UPDATED 6:50 PM PT — Thursday, April 30, 2020
On Wednesday, reports said more than 50 bodies were being stored in four trucks outside the Andrew T. Cleckley Funeral Services home in Brooklyn. A strange smell and the sight of fluids dripping from a U-Haul truck prompted neighbors of the New York City funeral home to call authorities.
The owner has said the freezer unit that stores the bodies stopped working, which overwhelmed the home and its capacity. The trucks were reportedly used to store the bodies that were awaiting cremation.
“They’re people, they were somebody, and they should be treated with dignity and respect,” said one resident. “You know, it’s like throwing them away, it’s not good.”
It’s unclear how long the bodies were stored in the trucks or if any were victims of the coronavirus.
New York City reportedly has freezer trucks funeral homes can use if they become overwhelmed. One of those refrigerated trucks was spotted outside the funeral home later in the day as bodies were unloaded from the U-Haul trucks.

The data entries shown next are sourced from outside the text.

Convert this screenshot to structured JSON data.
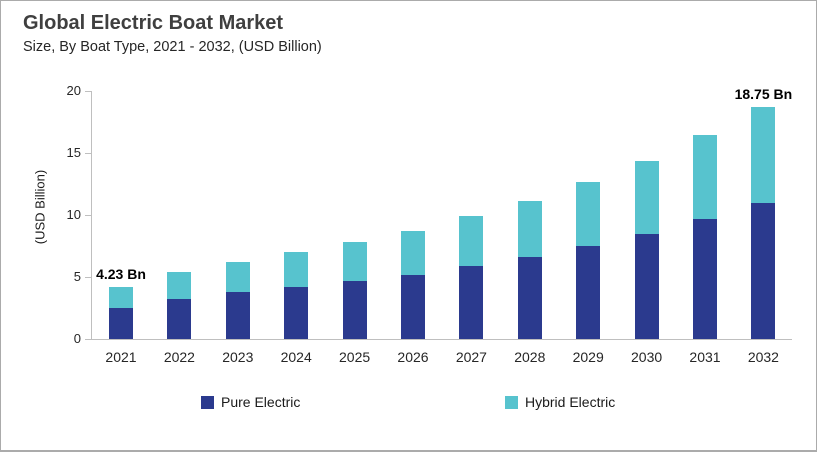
{
  "header": {
    "title": "Global Electric Boat Market",
    "subtitle": "Size, By Boat Type, 2021 - 2032, (USD Billion)"
  },
  "chart_data": {
    "type": "bar",
    "stacked": true,
    "title": "Global Electric Boat Market",
    "subtitle": "Size, By Boat Type, 2021 - 2032, (USD Billion)",
    "categories": [
      "2021",
      "2022",
      "2023",
      "2024",
      "2025",
      "2026",
      "2027",
      "2028",
      "2029",
      "2030",
      "2031",
      "2032"
    ],
    "series": [
      {
        "name": "Pure Electric",
        "color": "#2b3a8e",
        "values": [
          2.5,
          3.2,
          3.8,
          4.2,
          4.65,
          5.2,
          5.9,
          6.6,
          7.5,
          8.45,
          9.65,
          11.0
        ]
      },
      {
        "name": "Hybrid Electric",
        "color": "#57c3ce",
        "values": [
          1.73,
          2.2,
          2.45,
          2.8,
          3.15,
          3.55,
          4.0,
          4.55,
          5.2,
          5.9,
          6.8,
          7.75
        ]
      }
    ],
    "ylabel": "(USD Billion)",
    "xlabel": "",
    "ylim": [
      0,
      20
    ],
    "yticks": [
      0,
      5,
      10,
      15,
      20
    ],
    "grid": false,
    "legend_position": "bottom",
    "annotations": [
      {
        "category": "2021",
        "text": "4.23 Bn",
        "value": 4.23
      },
      {
        "category": "2032",
        "text": "18.75 Bn",
        "value": 18.75
      }
    ]
  },
  "style": {
    "axis_line_color": "#bfbfbf",
    "frame_border_color": "#ababab",
    "title_color": "#3f3f3f",
    "text_color": "#262626",
    "annotation_color": "#000000"
  }
}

During a briefing, Mayor Bill de Blasio called the situation “absolutely unacceptable” and stressed funeral homes have an obligation to treat the people they serve with dignity. He noted the city historically doesn’t have a direct working relationship with funeral homes, which are regulated by the state.
“I don’t understand, in this case, if the funeral home – I heard something about a driver didn’t show up or something like that – why on earth did they not either alert the state, regulate them, or go to their NYPD precinct and ask for help? Do something rather than leave the bodies there. It’s unconscionable to me.” – Bill de Blasio, Mayor of New York City
According to the New York State Health Department, funeral directors are required to store decedents awaiting burial or final disposition in appropriate conditions and to follow routine infection prevention precautions.
Citations were issued to the funeral home owner, but no criminal charges were made.